Whose Scat is That? - Moose Edition

Whose Scat is That? - Moose Edition

This will be the first in a series of posts on identifying animals and the scat we all take care to step over on our travels.  Finding scat is an excellent way to get an insight into the type of creatures with which we're sharing the wild.  To start the series off we'll start with moose, a heavy hitter when it comes to the creation of some backcountry brown.

Moose are the largest members of the deer family, with males weighing up to 1400 lbs.  They can be found in the U.S. in Alaska, New England and the upper Rockies, and are wide spread across Canada and Russia.  Due to their size, signs of moose can be fairly easy to spot when you're out on the trail.  Large narrow hoofed footprints are a dead give away, as well as large game trails or large swaths of depressed grass that moose occasionally lay down in.  Though not normally aggressive, moose are known to charge when threatened, especially during their mating season in the fall.  Moose are solitary animals, with few predators, and can be surprisingly hard to find in the wild, considering their size.
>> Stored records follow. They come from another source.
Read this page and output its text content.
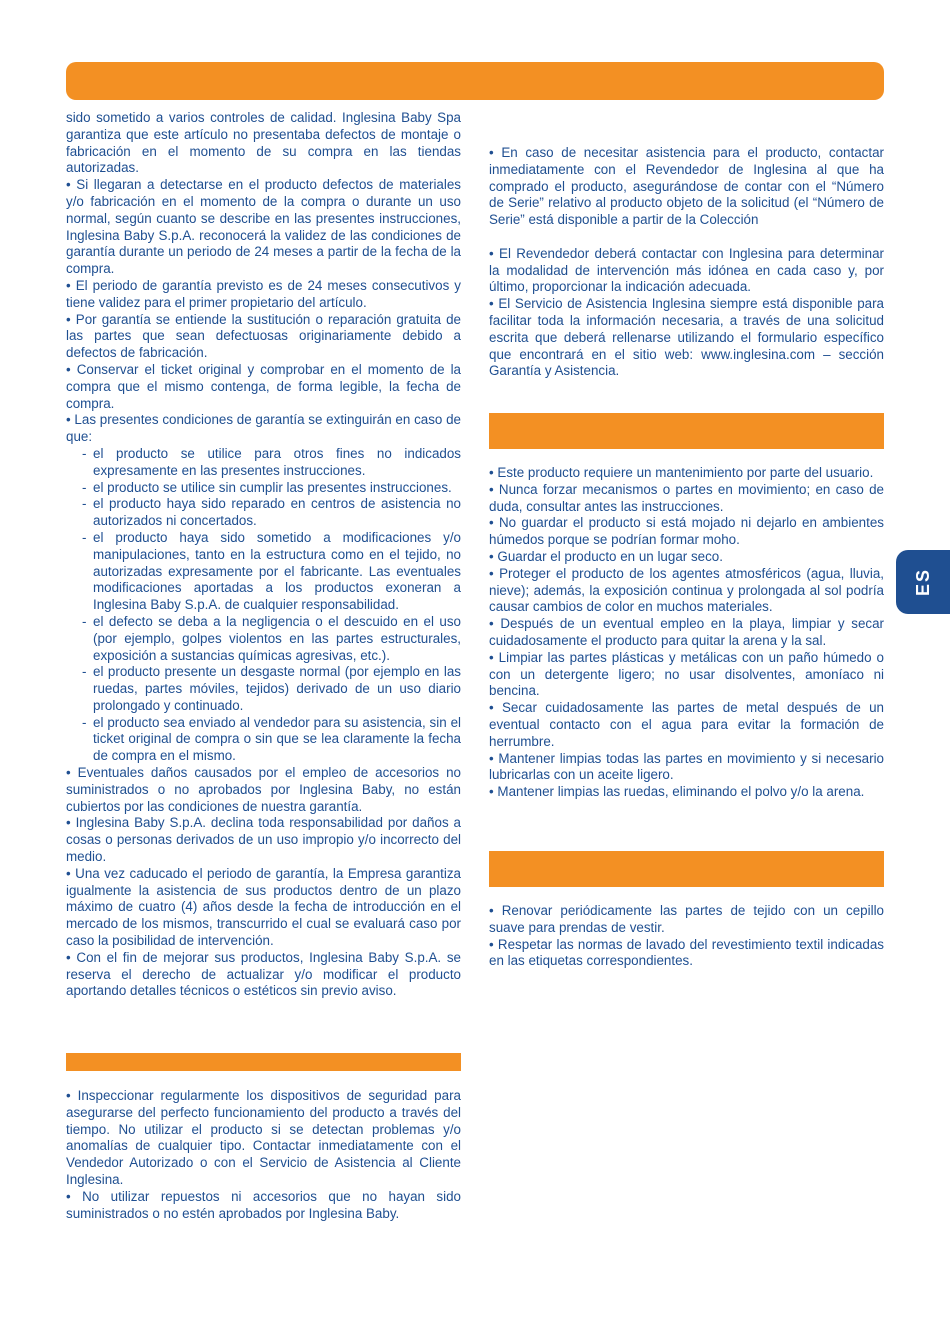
sido sometido a varios controles de calidad. Inglesina Baby Spa garantiza que este artículo no presentaba defectos de montaje o fabricación en el momento de su compra en las tiendas autorizadas.

• Si llegaran a detectarse en el producto defectos de materiales y/o fabricación en el momento de la compra o durante un uso normal, según cuanto se describe en las presentes instrucciones, Inglesina Baby S.p.A. reconocerá la validez de las condiciones de garantía durante un periodo de 24 meses a partir de la fecha de la compra.

• El periodo de garantía previsto es de 24 meses consecutivos y tiene validez para el primer propietario del artículo.

• Por garantía se entiende la sustitución o reparación gratuita de las partes que sean defectuosas originariamente debido a defectos de fabricación.

• Conservar el ticket original y comprobar en el momento de la compra que el mismo contenga, de forma legible, la fecha de compra.

• Las presentes condiciones de garantía se extinguirán en caso de que:

- el producto se utilice para otros fines no indicados expresamente en las presentes instrucciones.
- el producto se utilice sin cumplir las presentes instrucciones.
- el producto haya sido reparado en centros de asistencia no autorizados ni concertados.
- el producto haya sido sometido a modificaciones y/o manipulaciones, tanto en la estructura como en el tejido, no autorizadas expresamente por el fabricante. Las eventuales modificaciones aportadas a los productos exoneran a Inglesina Baby S.p.A. de cualquier responsabilidad.
- el defecto se deba a la negligencia o el descuido en el uso (por ejemplo, golpes violentos en las partes estructurales, exposición a sustancias químicas agresivas, etc.).
- el producto presente un desgaste normal (por ejemplo en las ruedas, partes móviles, tejidos) derivado de un uso diario prolongado y continuado.
- el producto sea enviado al vendedor para su asistencia, sin el ticket original de compra o sin que se lea claramente la fecha de compra en el mismo.

• Eventuales daños causados por el empleo de accesorios no suministrados o no aprobados por Inglesina Baby, no están cubiertos por las condiciones de nuestra garantía.

• Inglesina Baby S.p.A. declina toda responsabilidad por daños a cosas o personas derivados de un uso impropio y/o incorrecto del medio.

• Una vez caducado el periodo de garantía, la Empresa garantiza igualmente la asistencia de sus productos dentro de un plazo máximo de cuatro (4) años desde la fecha de introducción en el mercado de los mismos, transcurrido el cual se evaluará caso por caso la posibilidad de intervención.

• Con el fin de mejorar sus productos, Inglesina Baby S.p.A. se reserva el derecho de actualizar y/o modificar el producto aportando detalles técnicos o estéticos sin previo aviso.

• Inspeccionar regularmente los dispositivos de seguridad para asegurarse del perfecto funcionamiento del producto a través del tiempo. No utilizar el producto si se detectan problemas y/o anomalías de cualquier tipo. Contactar inmediatamente con el Vendedor Autorizado o con el Servicio de Asistencia al Cliente Inglesina.

• No utilizar repuestos ni accesorios que no hayan sido suministrados o no estén aprobados por Inglesina Baby.

• En caso de necesitar asistencia para el producto, contactar inmediatamente con el Revendedor de Inglesina al que ha comprado el producto, asegurándose de contar con el “Número de Serie” relativo al producto objeto de la solicitud (el “Número de Serie” está disponible a partir de la Colección

• El Revendedor deberá contactar con Inglesina para determinar la modalidad de intervención más idónea en cada caso y, por último, proporcionar la indicación adecuada.

• El Servicio de Asistencia Inglesina siempre está disponible para facilitar toda la información necesaria, a través de una solicitud escrita que deberá rellenarse utilizando el formulario específico que encontrará en el sitio web: www.inglesina.com – sección Garantía y Asistencia.

• Este producto requiere un mantenimiento por parte del usuario.

• Nunca forzar mecanismos o partes en movimiento; en caso de duda, consultar antes las instrucciones.

• No guardar el producto si está mojado ni dejarlo en ambientes húmedos porque se podrían formar moho.

• Guardar el producto en un lugar seco.

• Proteger el producto de los agentes atmosféricos (agua, lluvia, nieve); además, la exposición continua y prolongada al sol podría causar cambios de color en muchos materiales.

• Después de un eventual empleo en la playa, limpiar y secar cuidadosamente el producto para quitar la arena y la sal.

• Limpiar las partes plásticas y metálicas con un paño húmedo o con un detergente ligero; no usar disolventes, amoníaco ni bencina.

• Secar cuidadosamente las partes de metal después de un eventual contacto con el agua para evitar la formación de herrumbre.

• Mantener limpias todas las partes en movimiento y si necesario lubricarlas con un aceite ligero.

• Mantener limpias las ruedas, eliminando el polvo y/o la arena.

• Renovar periódicamente las partes de tejido con un cepillo suave para prendas de vestir.

• Respetar las normas de lavado del revestimiento textil indicadas en las etiquetas correspondientes.

ES
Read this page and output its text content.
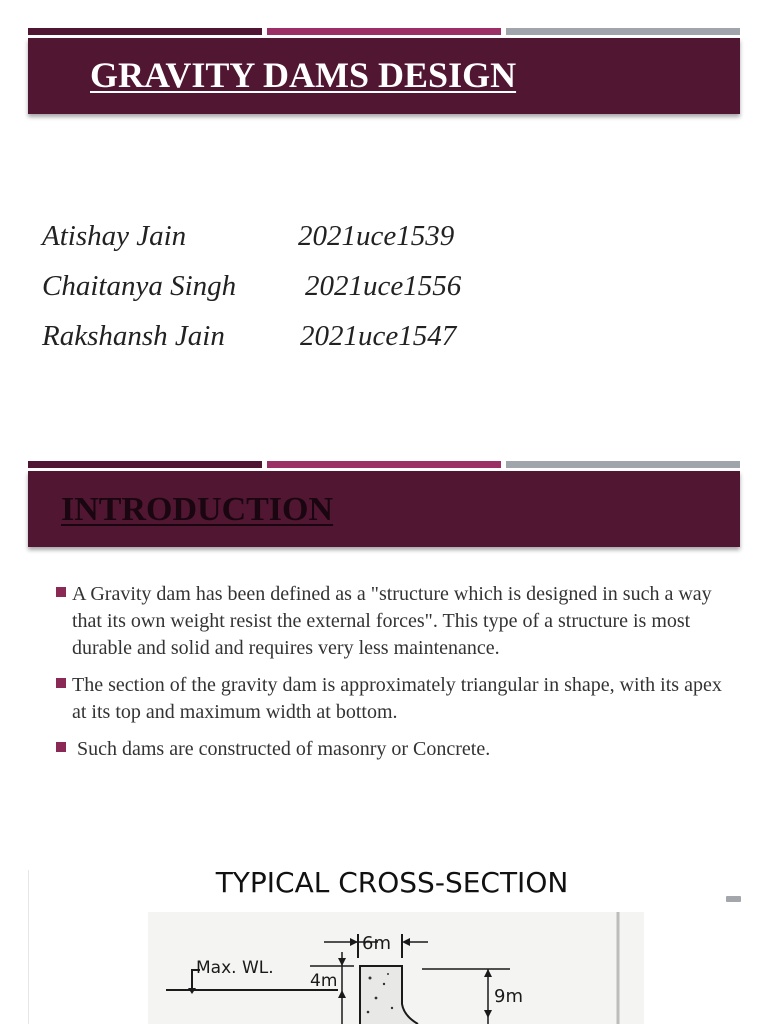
GRAVITY DAMS DESIGN
Atishay Jain	2021uce1539
Chaitanya Singh 2021uce1556
Rakshansh Jain	2021uce1547
INTRODUCTION
A Gravity dam has been defined as a "structure which is designed in such a way that its own weight resist the external forces". This type of a structure is most durable and solid and requires very less maintenance.
The section of the gravity dam is approximately triangular in shape, with its apex at its top and maximum width at bottom.
Such dams are constructed of masonry or Concrete.
TYPICAL CROSS-SECTION
Max. WL.
6m
4m
9m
Water sources with abundant vegetation are excellent places to look.  Moose need to eat at least 50-60 lbs. of food per day to survive.  Their scat is simple to identify, and is an easy hint to when you've entered their territory.  In the winter and early spring, look for piles consisting of distinct round deposits, about 1 inch in diameter, a result of a diet of woody twigs.  Old scat will dry out, but retain its pellet form.  As green vegetation grows more abundant, the scat will appear softer, becoming closer to the look of cow patties.  Don't mistake moose poop for bears'.  Unlike bears, moose are ruminants, and won't have any visible bits of undigested food in their droppings.

When it comes to poo, a moose's droppings actually have some appeal in the modern world.  People routinely collect the pellets and coat them in polyurethane to seal and strengthen them.  They are then fashioned into jewelry, ornaments, and more.  What better gift for that outdoor loving sweetheart then a genuine moose poop pendant.